Celebrations and gatherings
Cajuns, along with other Cajun Country residents, have a reputation for a joie de vivre (French for "joy of living"), in which hard work is appreciated as much as "passing a good time."
In the culture, a coup de main (French for "to give a hand") is an occasion when the community gathers in order to assist one of their members with time-consuming or arduous tasks. Examples might include a barn raising, harvests, or assistance for the elderly or sick.
Laissez les bons temps rouler is a more than a cliché phrase of the local culture, which means "let the good times roll", as nearly every village, town and city of any size has a yearly festival, celebrating an important part of the local culture and economy. The majority of Cajun festivals include a fais do-do ("go to sleep" in French) or street dance, usually to a live local band. Crowds at these festivals can range from a few hundred to more than 100,000.

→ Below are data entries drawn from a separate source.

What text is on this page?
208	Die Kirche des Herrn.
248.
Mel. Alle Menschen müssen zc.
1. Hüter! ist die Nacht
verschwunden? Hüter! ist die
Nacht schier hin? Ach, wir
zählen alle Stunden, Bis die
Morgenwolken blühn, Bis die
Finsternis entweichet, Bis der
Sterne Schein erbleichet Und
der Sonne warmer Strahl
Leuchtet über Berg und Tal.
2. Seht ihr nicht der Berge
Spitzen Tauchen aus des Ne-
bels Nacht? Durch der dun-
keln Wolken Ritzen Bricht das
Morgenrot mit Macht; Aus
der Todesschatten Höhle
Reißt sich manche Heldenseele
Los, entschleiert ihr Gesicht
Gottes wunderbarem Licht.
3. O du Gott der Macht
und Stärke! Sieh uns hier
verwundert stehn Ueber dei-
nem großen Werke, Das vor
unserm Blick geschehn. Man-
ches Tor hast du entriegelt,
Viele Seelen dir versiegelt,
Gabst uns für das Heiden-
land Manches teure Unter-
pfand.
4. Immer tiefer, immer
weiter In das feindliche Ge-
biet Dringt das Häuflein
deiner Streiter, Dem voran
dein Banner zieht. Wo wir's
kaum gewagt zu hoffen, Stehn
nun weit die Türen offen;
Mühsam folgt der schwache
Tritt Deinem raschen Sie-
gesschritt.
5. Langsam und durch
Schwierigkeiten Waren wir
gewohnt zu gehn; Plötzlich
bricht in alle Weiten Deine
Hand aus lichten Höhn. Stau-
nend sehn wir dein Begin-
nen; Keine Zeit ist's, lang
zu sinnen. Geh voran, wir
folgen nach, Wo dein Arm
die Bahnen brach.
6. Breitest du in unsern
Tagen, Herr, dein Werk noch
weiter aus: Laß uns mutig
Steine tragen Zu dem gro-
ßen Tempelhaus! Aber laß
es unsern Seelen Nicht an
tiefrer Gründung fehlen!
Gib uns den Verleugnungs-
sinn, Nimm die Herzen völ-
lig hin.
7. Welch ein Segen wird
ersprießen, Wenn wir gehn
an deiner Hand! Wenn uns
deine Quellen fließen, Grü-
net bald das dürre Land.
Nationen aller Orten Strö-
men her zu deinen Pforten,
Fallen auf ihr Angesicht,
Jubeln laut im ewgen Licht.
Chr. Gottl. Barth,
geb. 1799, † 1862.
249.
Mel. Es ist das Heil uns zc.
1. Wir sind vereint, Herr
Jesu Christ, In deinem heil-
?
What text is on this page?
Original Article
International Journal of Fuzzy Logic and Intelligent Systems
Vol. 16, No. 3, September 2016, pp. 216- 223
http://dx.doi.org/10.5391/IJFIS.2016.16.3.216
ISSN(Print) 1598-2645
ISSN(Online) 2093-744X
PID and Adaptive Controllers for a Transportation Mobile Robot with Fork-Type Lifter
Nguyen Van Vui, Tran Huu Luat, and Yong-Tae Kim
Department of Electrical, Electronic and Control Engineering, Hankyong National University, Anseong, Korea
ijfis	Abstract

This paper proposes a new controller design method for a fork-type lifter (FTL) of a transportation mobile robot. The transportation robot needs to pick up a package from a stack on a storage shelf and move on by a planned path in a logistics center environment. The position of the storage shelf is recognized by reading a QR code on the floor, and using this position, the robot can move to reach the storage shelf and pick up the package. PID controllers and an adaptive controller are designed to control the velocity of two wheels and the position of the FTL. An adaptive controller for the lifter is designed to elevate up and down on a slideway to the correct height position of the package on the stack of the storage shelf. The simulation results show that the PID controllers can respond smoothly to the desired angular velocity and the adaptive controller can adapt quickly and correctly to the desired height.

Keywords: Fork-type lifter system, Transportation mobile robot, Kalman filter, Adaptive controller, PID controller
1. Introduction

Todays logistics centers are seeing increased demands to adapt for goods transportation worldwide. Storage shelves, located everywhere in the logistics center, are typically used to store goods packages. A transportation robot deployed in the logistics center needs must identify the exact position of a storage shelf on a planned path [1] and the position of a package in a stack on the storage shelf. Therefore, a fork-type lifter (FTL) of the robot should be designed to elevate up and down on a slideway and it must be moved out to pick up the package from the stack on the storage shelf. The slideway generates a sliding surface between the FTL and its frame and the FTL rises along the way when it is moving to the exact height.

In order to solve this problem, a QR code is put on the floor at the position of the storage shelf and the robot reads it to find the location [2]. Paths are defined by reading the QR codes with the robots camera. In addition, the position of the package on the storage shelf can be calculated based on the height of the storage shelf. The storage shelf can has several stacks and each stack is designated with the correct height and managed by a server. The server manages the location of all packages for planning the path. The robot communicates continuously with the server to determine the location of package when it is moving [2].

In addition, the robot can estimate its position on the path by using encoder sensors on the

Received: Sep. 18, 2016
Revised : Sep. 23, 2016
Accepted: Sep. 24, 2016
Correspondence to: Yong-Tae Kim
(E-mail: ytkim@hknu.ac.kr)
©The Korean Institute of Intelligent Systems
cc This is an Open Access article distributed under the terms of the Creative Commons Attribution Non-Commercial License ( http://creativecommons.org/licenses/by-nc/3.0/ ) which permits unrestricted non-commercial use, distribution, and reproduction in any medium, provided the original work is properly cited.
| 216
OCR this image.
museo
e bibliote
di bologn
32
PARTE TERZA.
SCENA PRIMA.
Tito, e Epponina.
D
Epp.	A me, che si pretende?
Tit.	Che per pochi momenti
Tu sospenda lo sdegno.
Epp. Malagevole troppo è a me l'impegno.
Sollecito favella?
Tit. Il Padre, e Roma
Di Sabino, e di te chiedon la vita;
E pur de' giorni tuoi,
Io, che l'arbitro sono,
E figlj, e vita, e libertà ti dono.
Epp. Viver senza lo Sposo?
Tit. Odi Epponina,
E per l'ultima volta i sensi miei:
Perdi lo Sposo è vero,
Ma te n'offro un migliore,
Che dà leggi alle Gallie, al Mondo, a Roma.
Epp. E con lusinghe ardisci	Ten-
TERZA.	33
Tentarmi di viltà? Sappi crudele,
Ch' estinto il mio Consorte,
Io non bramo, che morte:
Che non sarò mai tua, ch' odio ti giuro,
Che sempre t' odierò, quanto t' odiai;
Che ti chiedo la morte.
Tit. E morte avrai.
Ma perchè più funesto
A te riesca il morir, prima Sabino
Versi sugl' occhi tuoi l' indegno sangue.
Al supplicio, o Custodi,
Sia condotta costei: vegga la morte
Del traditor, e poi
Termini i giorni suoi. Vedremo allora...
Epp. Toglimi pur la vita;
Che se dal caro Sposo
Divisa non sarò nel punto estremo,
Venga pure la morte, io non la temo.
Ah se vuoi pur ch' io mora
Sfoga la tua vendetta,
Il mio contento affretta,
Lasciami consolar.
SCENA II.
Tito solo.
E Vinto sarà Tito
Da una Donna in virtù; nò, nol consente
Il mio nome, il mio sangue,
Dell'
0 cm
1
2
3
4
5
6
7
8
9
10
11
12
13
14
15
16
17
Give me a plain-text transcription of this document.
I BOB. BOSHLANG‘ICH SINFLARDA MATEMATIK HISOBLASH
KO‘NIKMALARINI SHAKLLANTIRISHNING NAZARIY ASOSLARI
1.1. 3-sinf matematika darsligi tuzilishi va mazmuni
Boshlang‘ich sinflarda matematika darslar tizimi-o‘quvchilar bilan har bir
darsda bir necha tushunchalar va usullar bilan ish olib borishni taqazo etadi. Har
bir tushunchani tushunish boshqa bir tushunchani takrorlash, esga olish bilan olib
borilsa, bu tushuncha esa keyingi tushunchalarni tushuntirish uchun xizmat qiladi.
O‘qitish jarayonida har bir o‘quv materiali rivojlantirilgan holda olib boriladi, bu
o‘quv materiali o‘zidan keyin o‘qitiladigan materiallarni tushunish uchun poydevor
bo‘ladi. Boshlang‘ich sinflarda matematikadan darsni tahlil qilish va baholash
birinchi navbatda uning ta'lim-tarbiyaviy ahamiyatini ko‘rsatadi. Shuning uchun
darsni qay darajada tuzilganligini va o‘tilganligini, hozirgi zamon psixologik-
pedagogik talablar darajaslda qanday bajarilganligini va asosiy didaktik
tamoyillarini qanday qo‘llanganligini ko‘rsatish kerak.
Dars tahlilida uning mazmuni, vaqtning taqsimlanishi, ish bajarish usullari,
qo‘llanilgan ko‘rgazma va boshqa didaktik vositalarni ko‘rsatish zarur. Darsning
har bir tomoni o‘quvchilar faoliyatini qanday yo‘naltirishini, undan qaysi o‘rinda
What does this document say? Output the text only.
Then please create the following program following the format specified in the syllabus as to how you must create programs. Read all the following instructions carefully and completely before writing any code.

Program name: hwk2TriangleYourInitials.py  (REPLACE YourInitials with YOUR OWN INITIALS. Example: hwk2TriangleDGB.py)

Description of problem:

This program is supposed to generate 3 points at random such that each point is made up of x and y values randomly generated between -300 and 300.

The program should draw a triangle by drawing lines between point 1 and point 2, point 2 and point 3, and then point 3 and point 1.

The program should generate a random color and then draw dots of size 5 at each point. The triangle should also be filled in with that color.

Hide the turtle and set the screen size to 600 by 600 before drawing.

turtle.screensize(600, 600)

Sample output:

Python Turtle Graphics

Other festivals outside of Louisiana
In Texas, the Winnie Rice Festival and other celebrations often highlight the Cajun influence in Southeast Texas.
Major Cajun/Zydeco festivals are held annually in Rhode Island, which does not have a sizable Cajun population but is home to many Franco-Americans of Québécois and Acadian descent. It features Cajun culture and food, as well as authentic Louisiana musical acts both famous and unknown, drawing attendance not only from the strong Cajun/Zydeco music scene in Rhode Island, Connecticut, New York City and California, but from all over the world. In recent years the festival became so popular that there are now several such large summer festivals near the Connecticut-Rhode Island border: The Great Connecticut Cajun and Zydeco Music & Arts Festival, The Blast From The Bayou Cajun and Zydeco Festival, Rhythm & Roots Festival also in California the Cajun/Zydeco Festival; Bay Area Ardenwood Historic Farm, Fremont, Calif. and The Simi Valley Cajun, Creole Music Festival.